Croce Rossa: tutti Templari con i debiti degli altri.

Nel mare confuso ed agitato nel quale sta navigando a vista la non-associazione di volontariato più grande d’Italia non dobbiamo dimenticare di nominare uno degli scogli più aguzzi e pericolosi che possono affiorare a pelo d’acqua. Come non si può parlare di bilancio nella più grande azienda di volontariato che la storia italiana possa ricordare, in quella realtà che giuridicamente può essere definita come società irregolare dove con un paio di firme si è passati da no profit a smart profit?

Proprio in questi giorni si stanno svolgendo le assemblee dei Soci che devono approvare, senza una maggioranza particolarmente corposa, le scritture contabili o meglio il risultato di dette scritture alla fine dello scorso anno solare. Molti i Comitati in deficit, tantissimi quelli indebitati. Proprio a Roma si sta verificando una circostanza molto particolare. Una teoria dell’autosufficienza dei Comitati, autosufficienza economica, ha generato in capo al Comitato Area Metropolitana la consapevolezza di essere un hub per servizi che vengono contrattualizzati dal Comitato più grande e poi trasferiti in tutto o in parte ai Comitati sotto ordinati per l’esecuzione. Questi provvedono ad eseguire la convenzione ( termine elegante per indicare un subappalto) e fatturano la loro prestazione al Comitato dell’Area Metropolitana.
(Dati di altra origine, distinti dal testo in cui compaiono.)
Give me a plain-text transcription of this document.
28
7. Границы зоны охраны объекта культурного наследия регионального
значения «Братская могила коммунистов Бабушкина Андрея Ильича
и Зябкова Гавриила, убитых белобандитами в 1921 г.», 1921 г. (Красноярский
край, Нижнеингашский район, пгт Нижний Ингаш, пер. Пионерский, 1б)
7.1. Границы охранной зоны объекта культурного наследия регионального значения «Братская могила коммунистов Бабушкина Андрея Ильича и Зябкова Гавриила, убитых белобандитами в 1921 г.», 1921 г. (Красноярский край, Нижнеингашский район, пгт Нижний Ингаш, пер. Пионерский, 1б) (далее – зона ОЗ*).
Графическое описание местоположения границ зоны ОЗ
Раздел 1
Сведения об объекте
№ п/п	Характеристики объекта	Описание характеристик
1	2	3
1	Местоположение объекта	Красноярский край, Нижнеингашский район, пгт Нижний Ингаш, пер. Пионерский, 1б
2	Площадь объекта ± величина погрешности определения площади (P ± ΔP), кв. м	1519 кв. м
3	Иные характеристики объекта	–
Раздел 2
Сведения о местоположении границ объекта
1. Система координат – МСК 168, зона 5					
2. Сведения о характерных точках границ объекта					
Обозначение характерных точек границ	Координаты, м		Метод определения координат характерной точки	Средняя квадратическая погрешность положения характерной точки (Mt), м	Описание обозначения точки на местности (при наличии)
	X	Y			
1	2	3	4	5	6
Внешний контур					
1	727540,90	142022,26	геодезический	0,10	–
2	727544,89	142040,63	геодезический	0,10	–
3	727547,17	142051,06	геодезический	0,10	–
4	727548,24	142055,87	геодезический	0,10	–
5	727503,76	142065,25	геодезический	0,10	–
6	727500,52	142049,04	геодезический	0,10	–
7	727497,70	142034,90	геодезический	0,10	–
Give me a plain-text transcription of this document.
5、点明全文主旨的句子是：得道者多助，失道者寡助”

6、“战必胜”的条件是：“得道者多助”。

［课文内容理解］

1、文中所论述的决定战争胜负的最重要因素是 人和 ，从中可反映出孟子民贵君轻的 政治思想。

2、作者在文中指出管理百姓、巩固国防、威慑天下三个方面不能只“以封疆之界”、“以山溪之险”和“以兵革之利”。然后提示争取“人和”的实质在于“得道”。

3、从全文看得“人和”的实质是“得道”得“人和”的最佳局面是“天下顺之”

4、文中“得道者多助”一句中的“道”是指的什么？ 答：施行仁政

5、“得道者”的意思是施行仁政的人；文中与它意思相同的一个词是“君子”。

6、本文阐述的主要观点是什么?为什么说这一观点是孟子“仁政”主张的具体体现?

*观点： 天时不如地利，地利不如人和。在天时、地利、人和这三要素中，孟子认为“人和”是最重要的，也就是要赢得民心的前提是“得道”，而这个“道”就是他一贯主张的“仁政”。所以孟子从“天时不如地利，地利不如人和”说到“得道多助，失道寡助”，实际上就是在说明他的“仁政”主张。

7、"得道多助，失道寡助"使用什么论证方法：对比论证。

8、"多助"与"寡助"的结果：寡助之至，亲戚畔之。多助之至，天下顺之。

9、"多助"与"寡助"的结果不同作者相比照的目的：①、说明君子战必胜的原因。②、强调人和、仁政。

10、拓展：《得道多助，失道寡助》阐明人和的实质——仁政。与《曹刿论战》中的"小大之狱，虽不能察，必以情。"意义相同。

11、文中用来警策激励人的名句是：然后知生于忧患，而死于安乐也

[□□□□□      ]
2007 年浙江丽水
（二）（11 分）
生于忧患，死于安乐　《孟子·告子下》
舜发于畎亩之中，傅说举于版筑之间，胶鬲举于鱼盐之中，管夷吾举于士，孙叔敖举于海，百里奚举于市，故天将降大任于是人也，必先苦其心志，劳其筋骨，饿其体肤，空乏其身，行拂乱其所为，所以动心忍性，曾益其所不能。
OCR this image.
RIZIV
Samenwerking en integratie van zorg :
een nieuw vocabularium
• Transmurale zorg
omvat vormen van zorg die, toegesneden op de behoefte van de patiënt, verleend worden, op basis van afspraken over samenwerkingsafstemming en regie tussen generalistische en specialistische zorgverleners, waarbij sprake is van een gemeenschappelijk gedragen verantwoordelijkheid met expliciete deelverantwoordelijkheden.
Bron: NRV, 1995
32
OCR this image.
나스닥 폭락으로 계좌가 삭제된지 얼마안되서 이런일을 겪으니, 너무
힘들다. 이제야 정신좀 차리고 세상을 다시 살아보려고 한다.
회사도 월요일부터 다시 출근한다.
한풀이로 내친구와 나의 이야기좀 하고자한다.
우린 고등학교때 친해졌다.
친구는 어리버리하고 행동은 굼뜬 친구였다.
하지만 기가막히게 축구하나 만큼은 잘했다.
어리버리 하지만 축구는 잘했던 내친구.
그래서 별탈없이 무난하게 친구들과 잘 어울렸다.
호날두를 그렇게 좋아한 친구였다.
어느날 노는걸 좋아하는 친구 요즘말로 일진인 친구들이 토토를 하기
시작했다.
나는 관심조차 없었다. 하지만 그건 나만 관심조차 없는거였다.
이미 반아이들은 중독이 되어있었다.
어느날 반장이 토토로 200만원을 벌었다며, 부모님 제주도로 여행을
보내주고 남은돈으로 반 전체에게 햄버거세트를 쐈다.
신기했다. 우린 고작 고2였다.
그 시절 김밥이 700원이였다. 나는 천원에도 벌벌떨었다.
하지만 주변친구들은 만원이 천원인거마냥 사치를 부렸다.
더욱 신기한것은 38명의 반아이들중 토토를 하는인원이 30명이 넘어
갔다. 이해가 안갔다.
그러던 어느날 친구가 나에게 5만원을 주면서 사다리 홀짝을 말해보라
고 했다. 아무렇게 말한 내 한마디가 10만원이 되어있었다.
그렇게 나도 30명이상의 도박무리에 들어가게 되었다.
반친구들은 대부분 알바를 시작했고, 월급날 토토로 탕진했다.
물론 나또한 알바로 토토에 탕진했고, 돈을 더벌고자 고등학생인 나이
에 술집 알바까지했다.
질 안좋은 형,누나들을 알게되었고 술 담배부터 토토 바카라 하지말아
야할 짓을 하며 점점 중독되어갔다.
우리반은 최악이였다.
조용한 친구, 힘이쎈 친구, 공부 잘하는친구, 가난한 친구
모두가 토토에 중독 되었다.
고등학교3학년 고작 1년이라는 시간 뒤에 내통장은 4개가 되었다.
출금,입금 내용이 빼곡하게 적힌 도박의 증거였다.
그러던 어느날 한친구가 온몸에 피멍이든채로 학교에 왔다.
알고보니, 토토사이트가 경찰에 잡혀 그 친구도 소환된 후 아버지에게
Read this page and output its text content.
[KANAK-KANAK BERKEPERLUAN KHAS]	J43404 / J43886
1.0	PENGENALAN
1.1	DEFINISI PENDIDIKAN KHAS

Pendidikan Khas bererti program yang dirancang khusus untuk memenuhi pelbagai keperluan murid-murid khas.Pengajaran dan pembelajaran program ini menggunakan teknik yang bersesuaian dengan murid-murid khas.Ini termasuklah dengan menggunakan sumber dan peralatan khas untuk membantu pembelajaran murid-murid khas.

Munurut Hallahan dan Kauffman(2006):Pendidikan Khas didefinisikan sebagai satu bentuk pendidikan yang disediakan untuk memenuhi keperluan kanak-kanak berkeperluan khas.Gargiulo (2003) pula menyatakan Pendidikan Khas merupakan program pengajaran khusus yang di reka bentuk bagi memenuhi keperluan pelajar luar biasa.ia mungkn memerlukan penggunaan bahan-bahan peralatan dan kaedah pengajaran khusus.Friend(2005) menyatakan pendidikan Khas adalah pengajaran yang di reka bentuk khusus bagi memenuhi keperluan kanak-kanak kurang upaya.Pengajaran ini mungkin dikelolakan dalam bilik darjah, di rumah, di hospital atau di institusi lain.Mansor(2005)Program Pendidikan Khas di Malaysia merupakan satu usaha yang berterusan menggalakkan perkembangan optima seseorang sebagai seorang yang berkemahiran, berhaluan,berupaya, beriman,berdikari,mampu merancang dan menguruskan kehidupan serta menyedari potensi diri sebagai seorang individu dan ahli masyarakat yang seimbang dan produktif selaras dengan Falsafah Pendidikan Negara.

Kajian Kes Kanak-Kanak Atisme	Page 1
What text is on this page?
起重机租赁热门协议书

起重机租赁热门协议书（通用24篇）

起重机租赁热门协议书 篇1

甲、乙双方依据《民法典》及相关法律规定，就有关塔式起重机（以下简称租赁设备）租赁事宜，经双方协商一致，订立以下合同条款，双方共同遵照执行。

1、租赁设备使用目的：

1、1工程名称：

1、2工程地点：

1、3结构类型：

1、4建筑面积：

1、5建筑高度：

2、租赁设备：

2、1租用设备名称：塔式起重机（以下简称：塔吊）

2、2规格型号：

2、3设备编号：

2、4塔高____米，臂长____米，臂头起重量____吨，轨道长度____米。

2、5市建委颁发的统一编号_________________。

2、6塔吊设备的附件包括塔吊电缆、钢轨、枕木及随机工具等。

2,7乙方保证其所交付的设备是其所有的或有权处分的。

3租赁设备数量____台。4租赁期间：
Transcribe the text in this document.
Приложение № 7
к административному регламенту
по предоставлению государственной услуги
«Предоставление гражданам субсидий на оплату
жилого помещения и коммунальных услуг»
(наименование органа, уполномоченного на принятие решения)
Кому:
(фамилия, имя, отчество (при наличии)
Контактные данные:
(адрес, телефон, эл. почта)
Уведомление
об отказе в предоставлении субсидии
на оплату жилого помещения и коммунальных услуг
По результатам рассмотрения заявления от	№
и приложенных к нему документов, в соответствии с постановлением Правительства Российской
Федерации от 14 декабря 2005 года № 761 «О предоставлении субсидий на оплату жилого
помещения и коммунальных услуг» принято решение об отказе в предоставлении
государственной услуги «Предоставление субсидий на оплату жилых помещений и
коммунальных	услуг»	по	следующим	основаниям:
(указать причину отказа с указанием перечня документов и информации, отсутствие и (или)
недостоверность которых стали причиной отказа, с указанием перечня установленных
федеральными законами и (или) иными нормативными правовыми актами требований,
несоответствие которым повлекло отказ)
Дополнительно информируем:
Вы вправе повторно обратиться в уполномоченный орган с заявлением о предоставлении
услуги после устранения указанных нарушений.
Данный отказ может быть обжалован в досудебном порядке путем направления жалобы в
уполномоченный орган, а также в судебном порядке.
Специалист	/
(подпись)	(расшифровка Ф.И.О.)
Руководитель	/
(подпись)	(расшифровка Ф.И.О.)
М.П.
In questa maniera diventano creditori di somme che tendono ad accumularsi nel tempo e vengono, ormai troppo spesso, traslate di bilancio in bilancio fino a fare si che, per le controprestazioni di questi subappalti o per i rimborsi da raccolte di sangue, i debiti verso i Comitati della provincia romana siano talmente consistenti da diventare essi stessi una forma di finanziamento dell’attività del Comitato di Roma. Un finanziamento senza scadenza e che i Soci dei Comitati creditori farebbero bene a pretendere fosse finalizzato e reso esigibile già nei verbali di approvazione della loro contabilità. Ogni altra soluzione e procrastinazione potrebbe avere conseguenze nefaste.

A questo disguido contabile è appiccicato anche un corollario. Il Consiglio direttivo nazionale ha deliberato un atto di ricognizione ad aprile scorso nel quale ribadisce, come stabilito nel non-statuto ma, come logico in una non-associazione, mai applicato il Comitato dell’Area Metropolitana è titolare dello stesso status di un Comitato regionale. Per questo lo sottrae alla foza centripeta del Comitato del Lazio e gli assegna piena autonomia e giurisdizione su tutta la provincia romana. Già questo fenomeno è aberrante, come tanti altri in questa povera Croce Rossa. Un Comitato che ha all’interno la disponibilità territoriale di un municipio della Capitale e per questo fa corsi, gestisce servizi sul territorio e quant’altro possibile, viene messo non in competizione ma in posizione sovraordinata rispetto a tutti gli altri Comitati della Capitale e della provincia romana. Non si deve fare, è a tutti gli effetti concorrenza sleale, si viola ancora una volta di più il principio di Unità che prevede quale corollario come i Comitati che agiscono su un territorio debbano avere pari dignità e poteri.

C’è di più; assumendo i poteri del Comitato regionale, quello dell’Area Metropolitana potrà gestire il potere ispettivo e sanzionatorio, compreso il deferimento commissariale, proprio sui Comitati verso i quali è indebitato con una caduta di stile che se è propria di un certo tipo di governance attualmente in carica, ricorda meno vagamente possibile altre vicende come quella di Jacques de Molay, Gran Maestro dell’Ordine Templare, anche lui con la Croce Rossa sul petto e  messo al rogo da Filippo il Bello perché assieme ai suoi Cavalieri aveva osato chiedere indietro i propri denari, o così almeno si racconta.

Stiamo toccando il fondo, amici miei, e raschiando pure il barile. Le condotte immorali oggi vengono addirittura sancite nei verbali e come ho avuto modo di ricordare, quando si parla di soldi della Croce Rossa, pur se provenissero dal contributo statale, si tratta sempre di soldi dei Volontari, finalizzati allo svolgimento delle funzioni istituzionali. Per questo vi raccomando di tenere gli occhi aperti, nelle Assemblee, frequentare, accedere agli atti, chiederne ed ottenerne copia, discutere e avere tutti i chiarimenti del caso. La Croce Rossa ha una funzione nobile all’interno della Società italiana e se come è vero sia stata abolita la nobiltà in forza di Costituzione facciamo in maniera che almeno qui da noi, scomparsi i Baroni, lascino le loro poltrone anche i più semplici bari.